At the end of training my model had a training loss of 0.0013 and a validation loss of 0.0018
Tuning Learning Rate
When the learning rate was 0.01 the final training loss was 0.0037 and the validation loss was 0.0051. When the learning rate was 0.001 the training loss is 0.0013 and the validation loss is 0.0025. When the learning rate was 0.0005 the final training loss was 0.0040 and the validation loss was 0.0032.
Tuning The Batch Size
When the batch size is 12 the final training loss was 0.0022 and the validation loss was 0.0038. When the batch size was 24 the final training loss was 0.0013 and the validation loss was 0.0018. When the batch size is 48 the training loss is is 0.0013 and the validation loss is 0.0025.
Results
Here are some results that look pretty good
Here are few bad ones
The person in the first turned his face a lot and I think that cuased the model to predict wrong. In the second I think the creases caused by the smile confused the model
Ground Truth Images + Labels From Data Loader
Above are three images from the data loader I created with the labels plotted on top of them. These is data augmentation so the images can be tilted or shifted
Model Architecture
My model has 5 convolutional layers each followed by a maxPool layer. The first layer takes 1 channel and outputs 32. The second takes in 32 and outputs 64. The third layer takes in 64 and outputs 128. To the reduce the time the model takes to run the last two convolutional layers take in 128 and output 128. The model also has 2 fully connect layers. The first one is of size (1920, 1920) and is followed by a Relu. The final fully connected layer has size (1920, 116) to get the desired output of all the label coordinates. I trained my model at a learning rate of 0.001, a batch size of 48, and for 20 epochs.
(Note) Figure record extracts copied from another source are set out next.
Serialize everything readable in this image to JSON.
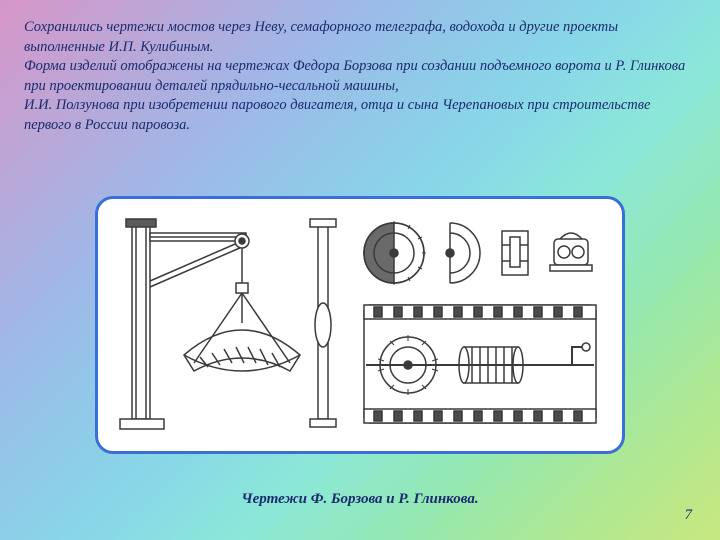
{
  "text": {
    "paragraph": "Сохранились чертежи мостов через Неву, семафорного телеграфа, водохода и другие проекты выполненные И.П. Кулибиным.\nФорма изделий отображены на чертежах Федора Борзова при создании подъемного ворота и Р. Глинкова при проектировании деталей прядильно-чесальной машины,\nИ.И. Ползунова при изобретении парового двигателя, отца и сына Черепановых при строительстве первого в России паровоза."
  },
  "caption": "Чертежи Ф. Борзова и Р. Глинкова.",
  "page_number": "7",
  "colors": {
    "text_color": "#1a2b6d",
    "frame_border": "#3a6fd8",
    "frame_bg": "#ffffff",
    "drawing_stroke": "#3a3a3a"
  },
  "figure": {
    "type": "technical-drawing",
    "panels": 2,
    "left": "Подъёмный ворот (кран с блоком и грузом)",
    "right": "Детали прядильно-чесальной машины (колёса, рама, валы)"
  }
}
Training And Validation Loss
The training loss was 0.0035 and the validation loss was 0.0046 in the final iteration of training.
Results
Here are some results that look pretty good
Here are few bad ones
There seems to be very little variation even if data augmentation was added into the dataset, it seems to very close to average face.
Visualizing the Filters
Ground Truth Images + Labels From Data Loader
Model Architecture
The model I used is resnet18, but I had to change the first layer to take 1 channel since my images are grey scale and I also changed the last fully connected layer to output 136 points.
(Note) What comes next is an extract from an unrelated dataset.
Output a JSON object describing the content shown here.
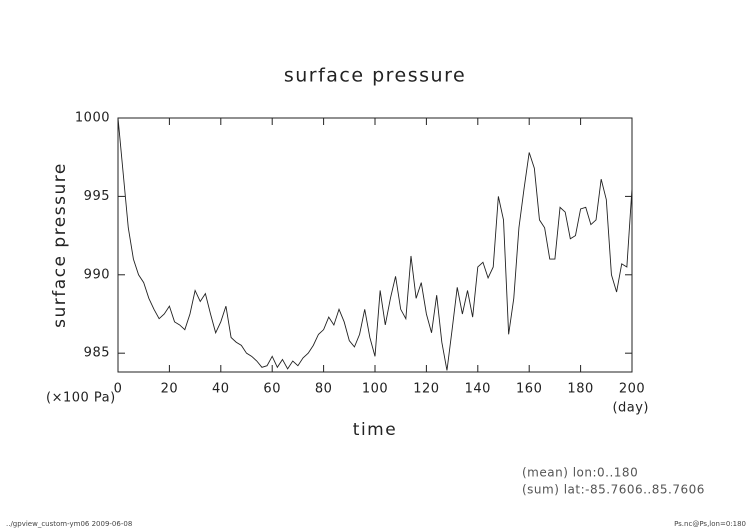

Training And Validation Loss
Results
Here are a few results on my validation set
Results On Other Images I Found
It seems to have a harder time detecting eyes in these images
Kaggle Competition
My username on Kaggle is EitherCod and the MAE I ended with is 186.28956. There is definitely a bug with my code. I tried training on a single batch consisting of two images. When I ran net(two_image_batch)[0] it gave different results than net(two_image_batch[0]). The images in the batches seem to be interacting with each other for some reason.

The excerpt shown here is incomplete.